The Primary Function of Schools

by Dave Epps, Sheppard Junior High School, Ottowa, IL

I have learned many valuable lessons about school over the past twenty. Ironically, the most important ones were learned outside of the classroom but have shaped my vision of the primary function of schools.

I started my career in the people business twenty years ago as an outreach worker for the infamous Illinois Department of Children and Family Services. While working on my first degree and working for the Department I was able to attend several workshops with William Glasser who had just come out with his book Reality Therapy. His message to me at the time was clear and simple. This is a people business, one based on developing honest relationships. Glasser's therapy model stressed building a trusting relationship to help troubled young people back on the right track. The lesson - the relationship is key.

Ten years later as I watched my son begin to struggle in school I often wondered where were the relationships. Did anyone really care about my son? Of all the teachers he had over the years he will only talk enthusiastically about three. One was a counselor here at Shepherd who he felt was one the most honest people he had ever met. He felt that she would always take the time to give him a straight answer. Another was his special Ed supervisor at the high school. He talked about how she would spend time discussing little things like fishing, music, or her pickup truck.

The final teacher made history and science come alive for him. He allowed his students to really take off and wander when it came to doing projects. One of his projects I liked so much I am now using with my eight graders.The lessons - good people build good relationships and good relationships are the foundation of good work.

My son excelled with both of these teachers and I know he walked away feeling better about himself because of his contact with the counselor. What really makes me wonder is why only three. Is that all there was? I know there were others that touched and influenced him, but there were also others that if you mentioned there names today, he would become extremely upset. There were teachers that humiliated him, mistreated him, used him, and ignored him, and he can tell you some pretty interesting stories about each issue. The lesson - bad people can do a lot of damage.

Glasser's latest book, a companion piece to The Quality School, is The Quality Teacher. In this book Glasser stresses the importance of combining two important concepts - love and quality. In the first part of the book he stresses that if we are to meet our students' needs, we need to develop warm, supportive classrooms and only by doing this can we strive to demand quality from our students. If we want quality, students have to believe in us as professionals and care about what they are doing.

When I think back about the lessons I learned from Glasser and my son, it is very simple for me to see my role each day. Teaching is a charismatic profession. Schools are in the people business. Our primary job is to develop healthy adolescents who have a sense of hope for the future. If we do that job, the work will follow. I believe that schools need to concern themselves with who our students are going to become, not what they will be doing for a living in the year 2030.

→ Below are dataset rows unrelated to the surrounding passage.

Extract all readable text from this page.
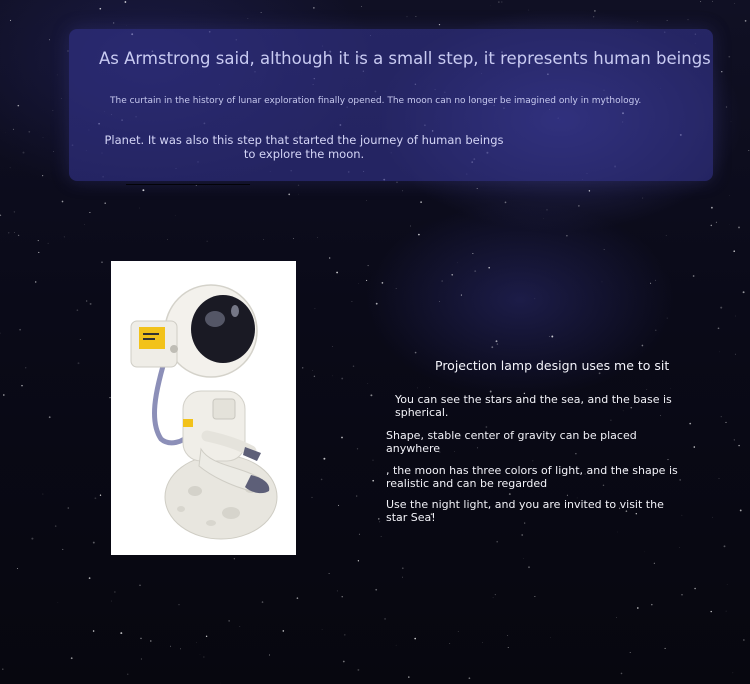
As Armstrong said, although it is a small step, it represents human beings
The curtain in the history of lunar exploration finally opened. The moon can no longer be imagined only in mythology.
Planet. It was also this step that started the journey of human beings to explore the moon.
Projection lamp design uses me to sit
You can see the stars and the sea, and the base is spherical.
Shape, stable center of gravity can be placed anywhere
, the moon has three colors of light, and the shape is realistic and can be regarded
Use the night light, and you are invited to visit the star Sea!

Schools matter. But what really matters about school is the people in them. Good teachers can bring out the best in students. Too often though teachers get confused about this idea of carrying about students and the entire warm, fuzzy side of education. One of my fellow teachers automatic refrain is that he is not here to be friends with his students. For some reason teachers, like my friend, get worried when kids start to feel good or wander off into what they consider are non-school issues. Unfortunately, to do so is to overlook the Gestalt of the human personality. Students enter the educational arena with equal parts intellect, body, spirit, emotions, culture, and sexuality. These areas are school issues. To ignore them is to ignore who we are teaching.

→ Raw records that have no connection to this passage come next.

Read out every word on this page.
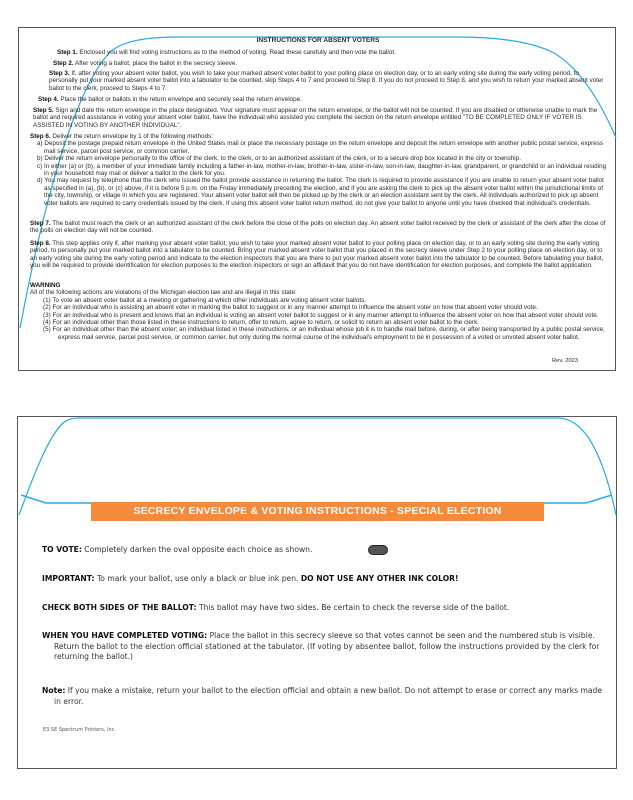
INSTRUCTIONS FOR ABSENT VOTERS
Step 1. Enclosed you will find voting instructions as to the method of voting. Read these carefully and then vote the ballot.
Step 2. After voting a ballot, place the ballot in the secrecy sleeve.
Step 3. If, after voting your absent voter ballot, you wish to take your marked absent voter ballot to your polling place on election day, or to an early voting site during the early voting period, to personally put your marked absent voter ballot into a tabulator to be counted, skip Steps 4 to 7 and proceed to Step 8. If you do not proceed to Step 8, and you wish to return your marked absent voter ballot to the clerk, proceed to Steps 4 to 7.
Step 4. Place the ballot or ballots in the return envelope and securely seal the return envelope.
Step 5. Sign and date the return envelope in the place designated. Your signature must appear on the return envelope, or the ballot will not be counted. If you are disabled or otherwise unable to mark the ballot and required assistance in voting your absent voter ballot, have the individual who assisted you complete the section on the return envelope entitled "TO BE COMPLETED ONLY IF VOTER IS ASSISTED IN VOTING BY ANOTHER INDIVIDUAL".
Step 6. Deliver the return envelope by 1 of the following methods:
a) Deposit the postage prepaid return envelope in the United States mail or place the necessary postage on the return envelope and deposit the return envelope with another public postal service, express mail service, parcel post service, or common carrier.
b) Deliver the return envelope personally to the office of the clerk, to the clerk, or to an authorized assistant of the clerk, or to a secure drop box located in the city or township.
c) In either (a) or (b), a member of your immediate family including a father-in-law, mother-in-law, brother-in-law, sister-in-law, son-in-law, daughter-in-law, grandparent, or grandchild or an individual residing in your household may mail or deliver a ballot to the clerk for you.
d) You may request by telephone that the clerk who issued the ballot provide assistance in returning the ballot. The clerk is required to provide assistance if you are unable to return your absent voter ballot as specified in (a), (b), or (c) above, if it is before 5 p.m. on the Friday immediately preceding the election, and if you are asking the clerk to pick up the absent voter ballot within the jurisdictional limits of the city, township, or village in which you are registered. Your absent voter ballot will then be picked up by the clerk or an election assistant sent by the clerk. All individuals authorized to pick up absent voter ballots are required to carry credentials issued by the clerk. If using this absent voter ballot return method, do not give your ballot to anyone until you have checked that individual's credentials.
Step 7. The ballot must reach the clerk or an authorized assistant of the clerk before the close of the polls on election day. An absent voter ballot received by the clerk or assistant of the clerk after the close of the polls on election day will not be counted.
Step 8. This step applies only if, after marking your absent voter ballot, you wish to take your marked absent voter ballot to your polling place on election day, or to an early voting site during the early voting period, to personally put your marked ballot into a tabulator to be counted. Bring your marked absent voter ballot that you placed in the secrecy sleeve under Step 2 to your polling place on election day, or to an early voting site during the early voting period and indicate to the election inspectors that you are there to put your marked absent voter ballot into the tabulator to be counted. Before tabulating your ballot, you will be required to provide identification for election purposes to the election inspectors or sign an affidavit that you do not have identification for election purposes, and complete the ballot application.
WARNING
All of the following actions are violations of the Michigan election law and are illegal in this state:
(1) To vote an absent voter ballot at a meeting or gathering at which other individuals are voting absent voter ballots.
(2) For an individual who is assisting an absent voter in marking the ballot to suggest or in any manner attempt to influence the absent voter on how that absent voter should vote.
(3) For an individual who is present and knows that an individual is voting an absent voter ballot to suggest or in any manner attempt to influence the absent voter on how that absent voter should vote.
(4) For an individual other than those listed in these instructions to return, offer to return, agree to return, or solicit to return an absent voter ballot to the clerk.
(5) For an individual other than the absent voter; an individual listed in these instructions; or an individual whose job it is to handle mail before, during, or after being transported by a public postal service, express mail service, parcel post service, or common carrier, but only during the normal course of the individual's employment to be in possession of a voted or unvoted absent voter ballot.
Rev. 2023
SECRECY ENVELOPE & VOTING INSTRUCTIONS - SPECIAL ELECTION
TO VOTE: Completely darken the oval opposite each choice as shown.
IMPORTANT: To mark your ballot, use only a black or blue ink pen. DO NOT USE ANY OTHER INK COLOR!
CHECK BOTH SIDES OF THE BALLOT: This ballot may have two sides. Be certain to check the reverse side of the ballot.
WHEN YOU HAVE COMPLETED VOTING: Place the ballot in this secrecy sleeve so that votes cannot be seen and the numbered stub is visible. Return the ballot to the election official stationed at the tabulator. (If voting by absentee ballot, follow the instructions provided by the clerk for returning the ballot.)
Note: If you make a mistake, return your ballot to the election official and obtain a new ballot. Do not attempt to erase or correct any marks made in error.
E3 SE Spectrum Printers, Inc.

We are at a crossroads in society. Our world has changed but more importantly our clientele has changed. In his book Beyond the Classroom, Laurence Steinberg points out that the real issues facing school reform and the reason school reform has failed is that it has not examined today's adolescent.

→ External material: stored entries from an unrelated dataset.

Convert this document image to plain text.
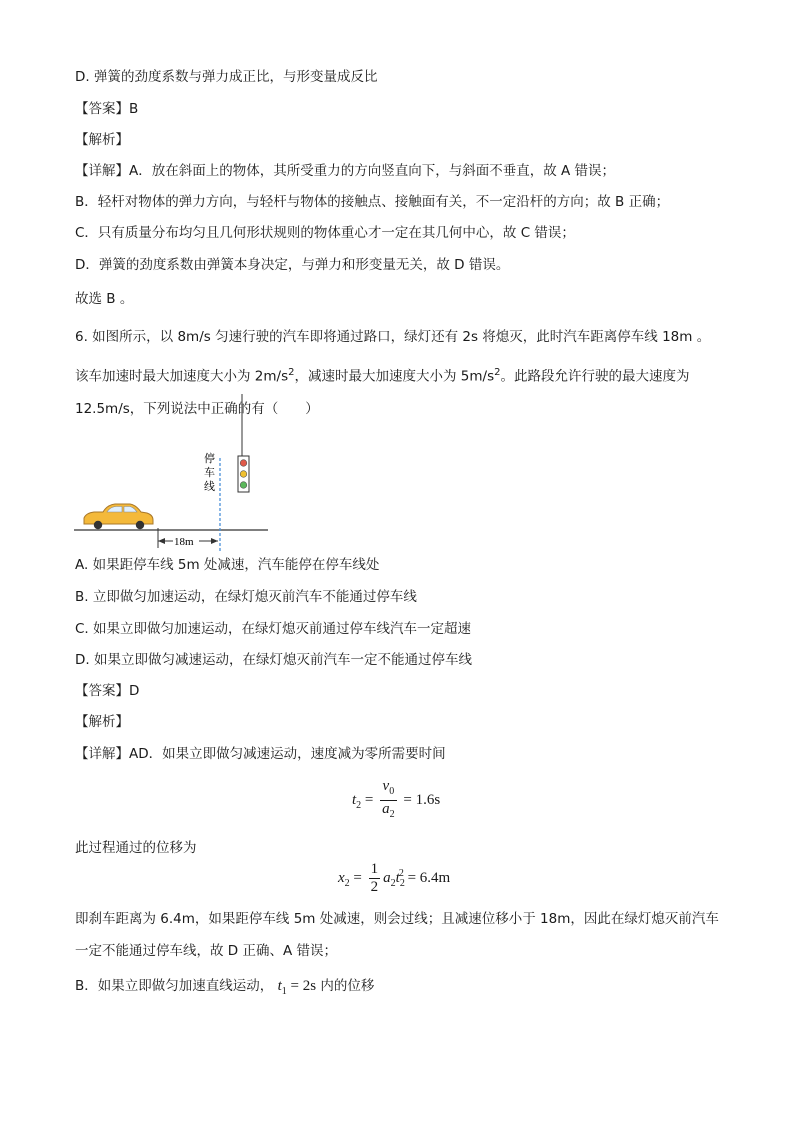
D. 弹簧的劲度系数与弹力成正比，与形变量成反比
【答案】B
【解析】
【详解】A．放在斜面上的物体，其所受重力的方向竖直向下，与斜面不垂直，故 A 错误；
B．轻杆对物体的弹力方向，与轻杆与物体的接触点、接触面有关，不一定沿杆的方向；故 B 正确；
C．只有质量分布均匀且几何形状规则的物体重心才一定在其几何中心，故 C 错误；
D．弹簧的劲度系数由弹簧本身决定，与弹力和形变量无关，故 D 错误。
故选 B 。
6. 如图所示，以 8m/s 匀速行驶的汽车即将通过路口，绿灯还有 2s 将熄灭，此时汽车距离停车线 18m 。
该车加速时最大加速度大小为 $2m/s^2$，减速时最大加速度大小为 $5m/s^2$。此路段允许行驶的最大速度为
12.5m/s，下列说法中正确的有（　　）
停 车 线
18m
A. 如果距停车线 5m 处减速，汽车能停在停车线处
B. 立即做匀加速运动，在绿灯熄灭前汽车不能通过停车线
C. 如果立即做匀加速运动，在绿灯熄灭前通过停车线汽车一定超速
D. 如果立即做匀减速运动，在绿灯熄灭前汽车一定不能通过停车线
【答案】D
【解析】
【详解】AD．如果立即做匀减速运动，速度减为零所需要时间
$t_2 = \frac{v_0}{a_2} = 1.6s$
此过程通过的位移为
$x_2 = \frac{1}{2} a_2t_2^2 = 6.4m$
即刹车距离为 6.4m，如果距停车线 5m 处减速，则会过线；且减速位移小于 18m，因此在绿灯熄灭前汽车
一定不能通过停车线，故 D 正确、A 错误；
B．如果立即做匀加速直线运动， $t_1 = 2s$ 内的位移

According to his extensive research:

An extremely high percentage of American high school students do not take school or their studies seriously.

American students' time away from school is seldom spent in activities that reinforce what they are learning in school.

The adolescent peer culture in America demeans academic success and scorns students who try to do well in school.

The basic fix for schools has typically followed along party lines. The idea of liberal school reformers has been to throw more money into education and schools will improve. The conservative push has been to get back to fundamentals, both moral and educational, and schools will improve. Both of these reform movements continue to overlook the basic product. To paraphrase the George Bush campaign slam, "Its the students, stupid."

Most educational research and reform has overlooked the fact that kids in this country are changing. One of Steinberg's most interesting findings was the old notion that part time jobs build "moral character." What he found was that students who work outside of school use drugs and alcohol 33 percent more than students who do not work. The reasons behind this and the effect of work on students academic behavior makes for some incredible reading and it also reinforces how little we know about our clientele.

Like most of life's important lessons, these ideas tend to be pretty simple. If we want to build good schools we need good people who know and care about their students. If we can accomplish this task, then we can start to demand and receive quality work. Like Siamese twins, we cannot perform surgery on one without effecting the other and if one dies the other will surely follow. As William Daggett said in "Today's Students, Yesterday's Schooling," if we want to improve what we teach, we need to rethink our "attitudes, values. and beliefs" and "stop teaching courses and start teaching children."